The Astronomers of the University of Maryland in the United States and the University of Tokhoku in Japan offered a new explanation, why Mercury has a large core compared to the mantle. It was previously assumed that the cause of the anomaly became frequent collisions with other cosmic bodies in the early stages of the existence of the solar system, as a result of which most of the mantle was destroyed. However, the new model shows that it is not. The mystery of the mystery of the core formation closest to the sun planet is told in the magazine Progress in Earth and Planetary Science.

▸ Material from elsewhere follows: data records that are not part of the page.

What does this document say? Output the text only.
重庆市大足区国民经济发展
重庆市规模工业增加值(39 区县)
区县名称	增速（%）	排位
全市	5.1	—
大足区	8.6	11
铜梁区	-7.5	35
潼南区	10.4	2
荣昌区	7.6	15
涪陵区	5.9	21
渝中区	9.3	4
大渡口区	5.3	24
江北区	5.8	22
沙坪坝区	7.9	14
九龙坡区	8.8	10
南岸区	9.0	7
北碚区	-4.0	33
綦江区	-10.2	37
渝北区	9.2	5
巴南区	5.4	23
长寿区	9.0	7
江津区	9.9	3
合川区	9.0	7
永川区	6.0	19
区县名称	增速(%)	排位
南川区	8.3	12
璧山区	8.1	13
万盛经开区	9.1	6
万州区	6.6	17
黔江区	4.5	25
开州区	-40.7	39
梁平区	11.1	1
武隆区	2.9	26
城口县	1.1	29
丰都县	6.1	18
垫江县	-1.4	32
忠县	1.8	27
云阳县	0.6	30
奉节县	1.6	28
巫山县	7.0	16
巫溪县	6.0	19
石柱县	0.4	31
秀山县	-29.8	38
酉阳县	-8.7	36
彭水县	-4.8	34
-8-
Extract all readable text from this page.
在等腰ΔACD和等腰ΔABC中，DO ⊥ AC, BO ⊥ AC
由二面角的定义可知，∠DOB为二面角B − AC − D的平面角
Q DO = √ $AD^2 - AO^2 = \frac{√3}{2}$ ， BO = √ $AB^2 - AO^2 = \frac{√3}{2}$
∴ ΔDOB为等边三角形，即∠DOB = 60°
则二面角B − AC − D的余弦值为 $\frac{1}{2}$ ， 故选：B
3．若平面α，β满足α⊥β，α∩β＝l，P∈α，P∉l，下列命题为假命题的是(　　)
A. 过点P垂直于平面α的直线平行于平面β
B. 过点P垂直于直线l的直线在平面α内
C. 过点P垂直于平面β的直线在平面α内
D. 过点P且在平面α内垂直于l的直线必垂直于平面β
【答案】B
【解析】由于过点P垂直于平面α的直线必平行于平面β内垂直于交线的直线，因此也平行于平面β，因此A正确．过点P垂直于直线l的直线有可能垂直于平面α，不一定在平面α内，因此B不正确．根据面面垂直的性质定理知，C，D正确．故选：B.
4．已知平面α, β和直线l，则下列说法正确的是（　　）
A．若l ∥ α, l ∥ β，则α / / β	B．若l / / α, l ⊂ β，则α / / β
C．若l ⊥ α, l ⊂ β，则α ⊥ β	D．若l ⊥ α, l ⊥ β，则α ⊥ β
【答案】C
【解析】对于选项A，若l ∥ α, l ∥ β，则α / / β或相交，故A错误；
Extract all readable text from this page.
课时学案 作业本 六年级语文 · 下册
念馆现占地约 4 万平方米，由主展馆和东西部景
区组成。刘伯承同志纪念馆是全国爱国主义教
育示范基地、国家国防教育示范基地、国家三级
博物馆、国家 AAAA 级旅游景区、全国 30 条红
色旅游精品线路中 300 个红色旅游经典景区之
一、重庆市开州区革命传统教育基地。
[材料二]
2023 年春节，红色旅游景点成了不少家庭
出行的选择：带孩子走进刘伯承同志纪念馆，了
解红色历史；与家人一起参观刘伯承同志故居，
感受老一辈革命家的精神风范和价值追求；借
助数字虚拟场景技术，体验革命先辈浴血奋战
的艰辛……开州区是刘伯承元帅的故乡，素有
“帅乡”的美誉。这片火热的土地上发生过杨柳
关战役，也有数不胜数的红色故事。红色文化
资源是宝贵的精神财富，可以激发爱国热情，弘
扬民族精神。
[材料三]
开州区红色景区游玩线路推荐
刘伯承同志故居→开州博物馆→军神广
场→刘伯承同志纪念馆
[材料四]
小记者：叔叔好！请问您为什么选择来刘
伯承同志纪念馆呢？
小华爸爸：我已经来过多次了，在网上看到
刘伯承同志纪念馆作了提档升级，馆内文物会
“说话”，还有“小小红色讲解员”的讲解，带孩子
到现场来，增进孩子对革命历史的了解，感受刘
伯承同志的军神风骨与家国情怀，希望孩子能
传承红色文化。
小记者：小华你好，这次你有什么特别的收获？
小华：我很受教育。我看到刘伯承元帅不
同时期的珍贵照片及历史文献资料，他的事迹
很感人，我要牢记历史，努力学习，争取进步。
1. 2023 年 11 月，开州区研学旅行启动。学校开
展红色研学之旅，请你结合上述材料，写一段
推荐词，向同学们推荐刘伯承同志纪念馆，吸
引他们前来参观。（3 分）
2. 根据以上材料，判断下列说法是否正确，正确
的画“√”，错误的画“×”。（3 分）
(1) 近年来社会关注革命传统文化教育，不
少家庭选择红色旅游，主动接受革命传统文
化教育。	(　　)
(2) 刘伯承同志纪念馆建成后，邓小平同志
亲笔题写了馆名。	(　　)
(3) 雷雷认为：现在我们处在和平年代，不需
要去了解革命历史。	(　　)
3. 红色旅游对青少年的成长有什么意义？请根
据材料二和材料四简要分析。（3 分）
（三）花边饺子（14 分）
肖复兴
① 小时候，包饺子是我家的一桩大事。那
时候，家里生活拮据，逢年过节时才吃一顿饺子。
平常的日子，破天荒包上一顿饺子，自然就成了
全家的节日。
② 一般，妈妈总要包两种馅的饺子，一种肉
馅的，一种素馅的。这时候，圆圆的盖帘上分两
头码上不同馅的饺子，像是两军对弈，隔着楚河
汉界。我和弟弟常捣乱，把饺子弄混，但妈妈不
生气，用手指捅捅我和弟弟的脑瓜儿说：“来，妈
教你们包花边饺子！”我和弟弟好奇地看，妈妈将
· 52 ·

Scientists have shown that the density, weight and iron content in the core of the rocky planet depends on the remoteness of its orbit from the magnetic field of the Sun. According to astronomers, there is a gradient in which the metal content in the kernel falls with the distance of the planet from the parent star. In the early solar system, when the young sun was surrounded by a dust and gas cloud, iron particles attracted to the center of the magnetic field of the sun.
When an early solar system began to cool, dust and gas that did not get into the sun, began to slip. The clots located closer to the Sun were exposed to a stronger magnetic field and, thus, contained more iron than those that were further from the Sun. When the clots merged and cooled, forming rotating planets, iron lowered to the kernel.
When the researchers used this model to calculate the content of metals and density in modern planets, they found that predicted gradients correspond to the observed picture. Mercury has a metallic core, which is about three quarters of its mass. The cores of the Earth and Venus constitute only about one third of the total mass of the planet, and Mars, the most remote from the stony planets, has a small kernel, which is only about a quarter of its mass.
To confirm the new hypothesis, scientists need to find another planetary system with rocky planets located at large distances from the parent star. If the density of the planets will fall with a distance, as happens in the solar system, the researchers will be able to make the final conclusion that the magnetic field of the star affects the formation of the planets.